Mr. Blankenhorn wishes it weren’t so. Unlike many other opponents of same-sex marriage, he explicitly recognizes the rights and needs of gay men and lesbians to be respected and accepted and to form “loving, stable partnerships.”
The debate is not “a simple issue of good versus bad,” he writes. “The real conflict is between one good and another: the equal dignity of all persons and the worth of homosexual love, versus the flourishing of children. On each side, the threat to something important is real. It wastes everyone’s time to pretend that this question is an easy one, and that only bad people can fail to see the right answer.”
Is this conflict really as inescapable as Mr. Blankenhorn believes? Jonathan Rauch, for one, doubts it, as the title of his book, “Gay Marriage: Why It is Good for Gays, Good for Straights and Good for America,” suggests. In his book, published by Times Books in 2004, Mr.

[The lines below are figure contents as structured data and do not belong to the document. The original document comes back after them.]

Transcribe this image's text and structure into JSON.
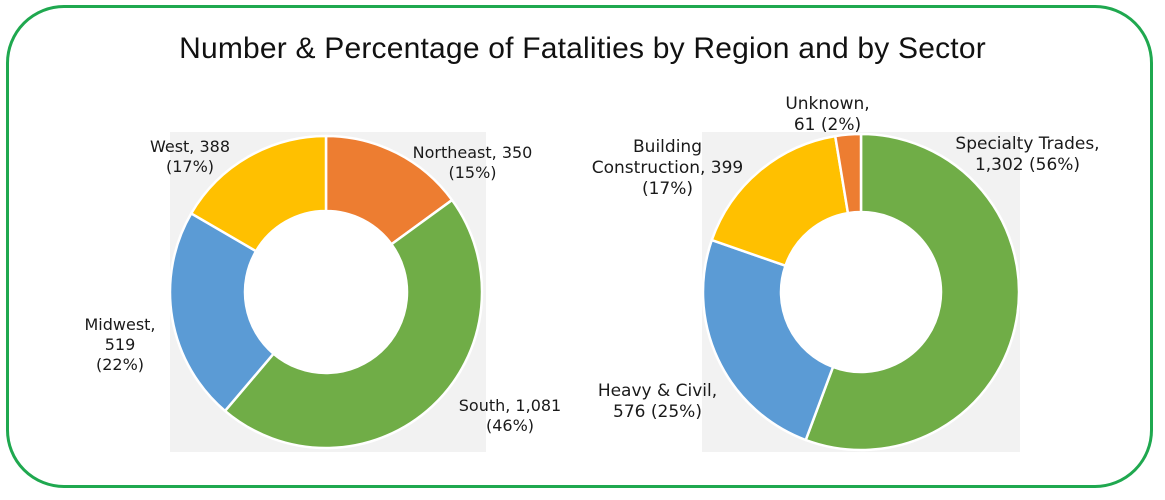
{
  "title": "Number & Percentage of Fatalities by Region and by Sector",
  "colors": {
    "border": "#1fa84f"
  },
  "chart_data": [
    {
      "type": "pie",
      "donut": true,
      "categories": [
        "Northeast",
        "South",
        "Midwest",
        "West"
      ],
      "values": [
        350,
        1081,
        519,
        388
      ],
      "percentages": [
        15,
        46,
        22,
        17
      ],
      "colors": [
        "#ed7d31",
        "#70ad47",
        "#5b9bd5",
        "#ffc000"
      ],
      "labels": [
        "Northeast, 350\n(15%)",
        "South, 1,081\n(46%)",
        "Midwest,\n519\n(22%)",
        "West, 388\n(17%)"
      ]
    },
    {
      "type": "pie",
      "donut": true,
      "categories": [
        "Specialty Trades",
        "Heavy & Civil",
        "Building Construction",
        "Unknown"
      ],
      "values": [
        1302,
        576,
        399,
        61
      ],
      "percentages": [
        56,
        25,
        17,
        2
      ],
      "colors": [
        "#70ad47",
        "#5b9bd5",
        "#ffc000",
        "#ed7d31"
      ],
      "labels": [
        "Specialty Trades,\n1,302 (56%)",
        "Heavy & Civil,\n576 (25%)",
        "Building\nConstruction, 399\n(17%)",
        "Unknown,\n61 (2%)"
      ]
    }
  ]
}
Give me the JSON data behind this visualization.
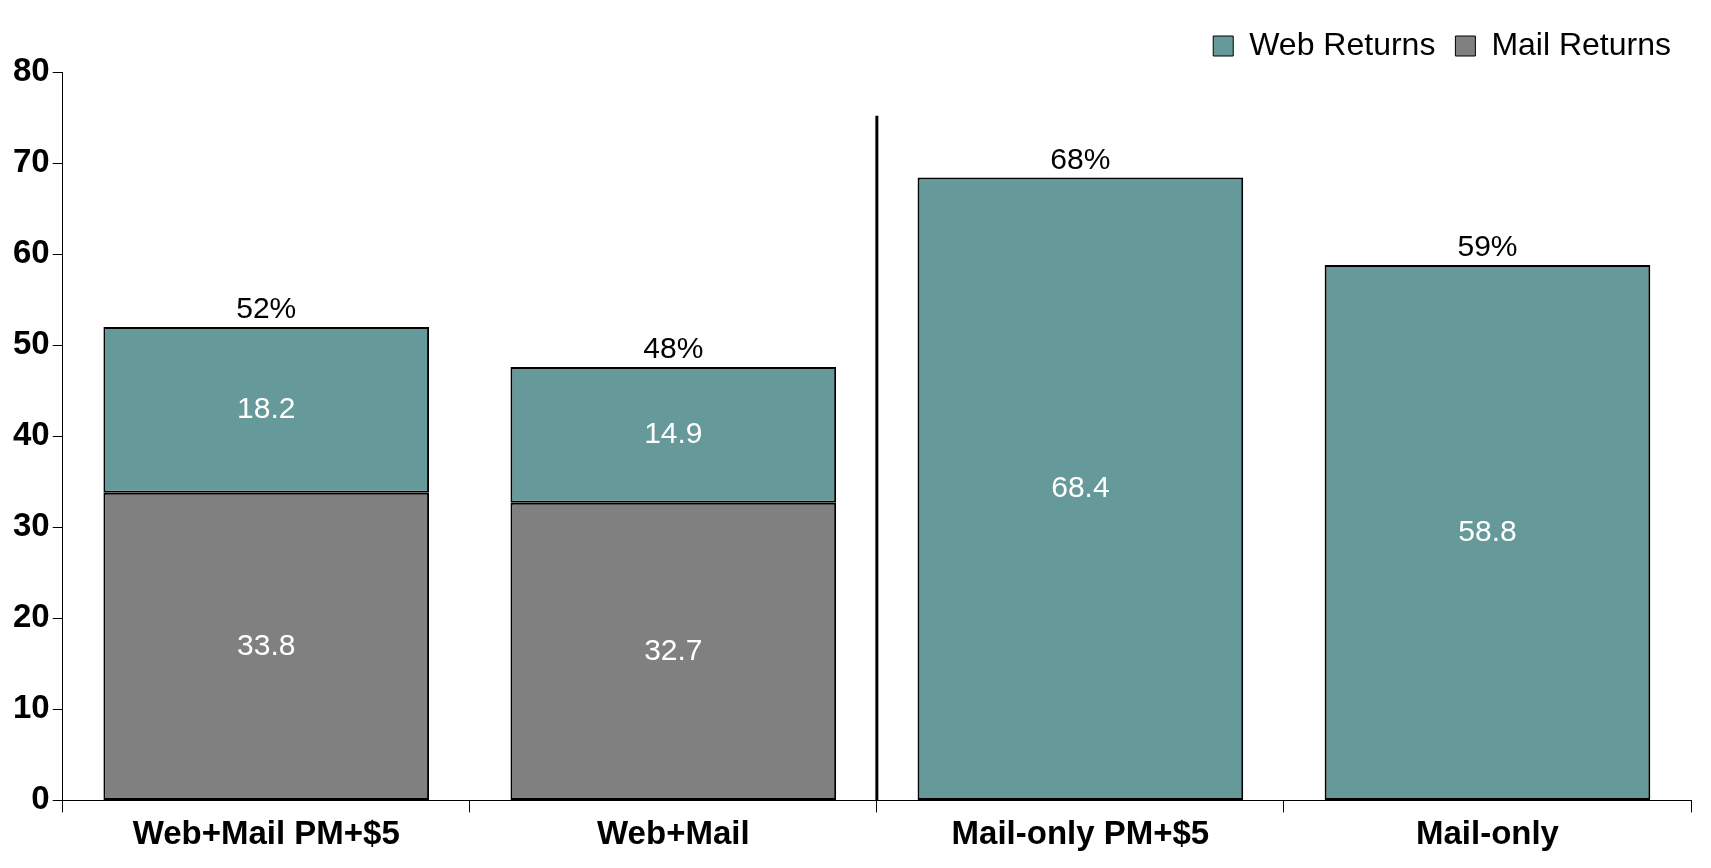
{
  "chart_data": {
    "type": "bar",
    "stacked": true,
    "categories": [
      "Web+Mail PM+$5",
      "Web+Mail",
      "Mail-only PM+$5",
      "Mail-only"
    ],
    "series": [
      {
        "name": "Mail Returns",
        "color": "#808080",
        "colors": [
          "#808080",
          "#808080",
          "#669999",
          "#669999"
        ],
        "values": [
          33.8,
          32.7,
          68.4,
          58.8
        ]
      },
      {
        "name": "Web Returns",
        "color": "#669999",
        "values": [
          18.2,
          14.9,
          null,
          null
        ]
      }
    ],
    "ylim": [
      0,
      80
    ],
    "yticks": [
      0,
      10,
      20,
      30,
      40,
      50,
      60,
      70,
      80
    ],
    "data_labels": true,
    "totals": [
      "52%",
      "48%",
      "68%",
      "59%"
    ],
    "grid": false,
    "legend": "top right"
  }
}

Rauch argues that legalizing same-sex marriage will actually “shore up marriage’s unique but eroding status.”
“How I wish he were right!” Mr. Blankenhorn replies. He contrasts Mr. Rauch’s views with those of numerous social scientists and legal theorists who have long been critics of marriage and now suddenly support same-sex marriage precisely because they believe it will destabilize and “deconstruct” what they consider an oppressive institution.